<158>De ma légèreté vous me voyez rougir,
La mort est un repos, mais vivre c'est agir;
Le temps qui fuit toujours aurait dû nous apprendre
Que nos jours sont comptés, qu'il ne faut rien suspendre,
Qu'il faut par les cheveux saisir l'occasion,
Et passer constamment ses jours dans l'action.

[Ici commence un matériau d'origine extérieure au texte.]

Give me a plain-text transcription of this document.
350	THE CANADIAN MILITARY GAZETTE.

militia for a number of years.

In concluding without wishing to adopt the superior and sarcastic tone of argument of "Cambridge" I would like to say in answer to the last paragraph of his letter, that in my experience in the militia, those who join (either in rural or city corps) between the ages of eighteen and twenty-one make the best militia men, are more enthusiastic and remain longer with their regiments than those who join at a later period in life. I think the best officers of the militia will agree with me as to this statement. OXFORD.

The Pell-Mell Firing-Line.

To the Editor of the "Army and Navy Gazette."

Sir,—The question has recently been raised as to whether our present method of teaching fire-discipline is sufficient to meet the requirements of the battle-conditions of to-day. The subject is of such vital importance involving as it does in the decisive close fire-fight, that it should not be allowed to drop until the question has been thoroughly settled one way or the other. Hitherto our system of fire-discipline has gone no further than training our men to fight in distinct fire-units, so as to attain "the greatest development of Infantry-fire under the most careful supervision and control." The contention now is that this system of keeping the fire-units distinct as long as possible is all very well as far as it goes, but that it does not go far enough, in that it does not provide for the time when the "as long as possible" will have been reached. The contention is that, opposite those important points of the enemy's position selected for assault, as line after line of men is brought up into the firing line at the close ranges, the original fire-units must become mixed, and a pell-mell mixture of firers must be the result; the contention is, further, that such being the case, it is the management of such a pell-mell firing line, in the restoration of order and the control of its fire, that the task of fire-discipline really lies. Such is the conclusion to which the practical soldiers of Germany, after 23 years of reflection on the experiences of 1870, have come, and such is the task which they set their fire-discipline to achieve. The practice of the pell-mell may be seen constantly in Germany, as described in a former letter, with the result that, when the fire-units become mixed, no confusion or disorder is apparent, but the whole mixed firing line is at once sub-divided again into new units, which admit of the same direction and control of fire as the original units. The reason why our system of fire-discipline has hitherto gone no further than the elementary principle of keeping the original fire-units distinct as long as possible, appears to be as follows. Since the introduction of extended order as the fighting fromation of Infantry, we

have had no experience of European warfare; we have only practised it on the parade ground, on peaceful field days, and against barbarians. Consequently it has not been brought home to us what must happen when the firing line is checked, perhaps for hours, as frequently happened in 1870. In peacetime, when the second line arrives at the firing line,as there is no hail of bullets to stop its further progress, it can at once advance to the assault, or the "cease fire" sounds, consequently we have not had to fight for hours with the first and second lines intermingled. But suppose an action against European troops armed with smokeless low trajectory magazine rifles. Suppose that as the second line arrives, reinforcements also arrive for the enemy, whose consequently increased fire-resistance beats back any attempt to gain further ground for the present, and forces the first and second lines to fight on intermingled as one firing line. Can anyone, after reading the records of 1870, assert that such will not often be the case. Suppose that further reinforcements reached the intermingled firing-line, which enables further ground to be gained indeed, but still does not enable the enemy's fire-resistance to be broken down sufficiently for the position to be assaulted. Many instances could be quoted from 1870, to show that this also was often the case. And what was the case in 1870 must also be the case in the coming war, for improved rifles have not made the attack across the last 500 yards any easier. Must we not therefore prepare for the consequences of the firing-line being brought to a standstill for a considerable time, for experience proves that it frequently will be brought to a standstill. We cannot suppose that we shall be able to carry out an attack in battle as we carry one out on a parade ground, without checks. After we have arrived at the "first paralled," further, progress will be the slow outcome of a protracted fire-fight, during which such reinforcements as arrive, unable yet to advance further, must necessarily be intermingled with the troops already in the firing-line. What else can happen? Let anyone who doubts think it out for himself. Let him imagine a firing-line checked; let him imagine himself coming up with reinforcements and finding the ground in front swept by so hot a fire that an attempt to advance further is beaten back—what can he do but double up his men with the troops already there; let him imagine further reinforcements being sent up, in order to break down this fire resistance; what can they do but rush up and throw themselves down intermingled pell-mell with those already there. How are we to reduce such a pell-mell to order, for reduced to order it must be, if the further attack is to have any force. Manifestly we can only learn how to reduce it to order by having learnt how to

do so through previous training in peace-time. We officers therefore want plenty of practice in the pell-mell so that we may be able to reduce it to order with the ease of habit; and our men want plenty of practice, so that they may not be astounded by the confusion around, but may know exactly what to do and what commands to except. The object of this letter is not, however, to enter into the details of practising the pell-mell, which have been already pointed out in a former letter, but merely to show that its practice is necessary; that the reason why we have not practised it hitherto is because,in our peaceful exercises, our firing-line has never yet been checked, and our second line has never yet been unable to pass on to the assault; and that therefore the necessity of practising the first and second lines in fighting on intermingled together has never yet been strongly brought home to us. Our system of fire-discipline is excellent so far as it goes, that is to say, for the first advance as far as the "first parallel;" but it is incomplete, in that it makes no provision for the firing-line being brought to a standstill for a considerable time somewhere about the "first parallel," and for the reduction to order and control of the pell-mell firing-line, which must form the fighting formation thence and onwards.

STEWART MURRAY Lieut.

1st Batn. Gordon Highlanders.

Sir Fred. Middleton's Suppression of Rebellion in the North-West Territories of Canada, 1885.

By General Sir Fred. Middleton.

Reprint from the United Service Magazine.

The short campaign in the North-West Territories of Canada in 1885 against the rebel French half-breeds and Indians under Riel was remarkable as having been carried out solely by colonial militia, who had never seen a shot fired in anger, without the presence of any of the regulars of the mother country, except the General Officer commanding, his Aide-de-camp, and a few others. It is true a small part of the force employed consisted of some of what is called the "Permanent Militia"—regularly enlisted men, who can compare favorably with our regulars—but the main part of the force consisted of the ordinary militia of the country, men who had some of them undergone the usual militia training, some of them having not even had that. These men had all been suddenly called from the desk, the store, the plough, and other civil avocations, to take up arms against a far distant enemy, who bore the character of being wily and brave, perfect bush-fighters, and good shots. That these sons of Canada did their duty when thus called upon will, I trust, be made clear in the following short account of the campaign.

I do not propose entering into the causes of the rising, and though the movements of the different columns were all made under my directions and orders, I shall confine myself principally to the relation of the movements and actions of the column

La Parque coupe en vain le fil de notre vie,
Nous l'allongeons assez dès qu'elle est bien remplie,
Dès que nous dirigeons au bonheur des humains
L'usage du pouvoir qui repose en nos mains;
A ce but nos desseins doivent tous se réduire,
L'âme est inépuisable et peut toujours produire.
Voyez ces orangers, féconds dans tous les temps :
La séve leur fournit ses tributs abondants;
Ces fleurs, ces pommes d'or qu'ils produisent sans cesse
Semblent nous reprocher notre indigne paresse.
Si je chante en mes vers la mâle activité,
Ne me supposez point follement entêté
De ces esprits ardents qui désolent la terre,
Et par inquiétude entreprennent la guerre.
Non, je n'admire point ce fougueux roi du Nord
Qui, cherchant les travaux, les dangers et la mort,
N'ayant d'autre plaisir que le trouble des armes,
A détrôner les rois trouva ses plus doux charmes,
Et, loin de ses sujets, qu'il ne gouvernait pas,
Conquérait la Pologne, en perdant ses États.
Mais dans un citoyen revêtu de puissance
Je blâme hautement le goût de l'indolence;
Son emploi, son honneur, son plaisir, son pouvoir,
Tout devrait l'animer à remplir son devoir;
S'il est trop négligent, il est un infidèle,
Et la paresse en lui peut être criminelle.
On n'a pas de mérite à s'abstenir du mal,
Être ardent pour le bien, c'est le point principal.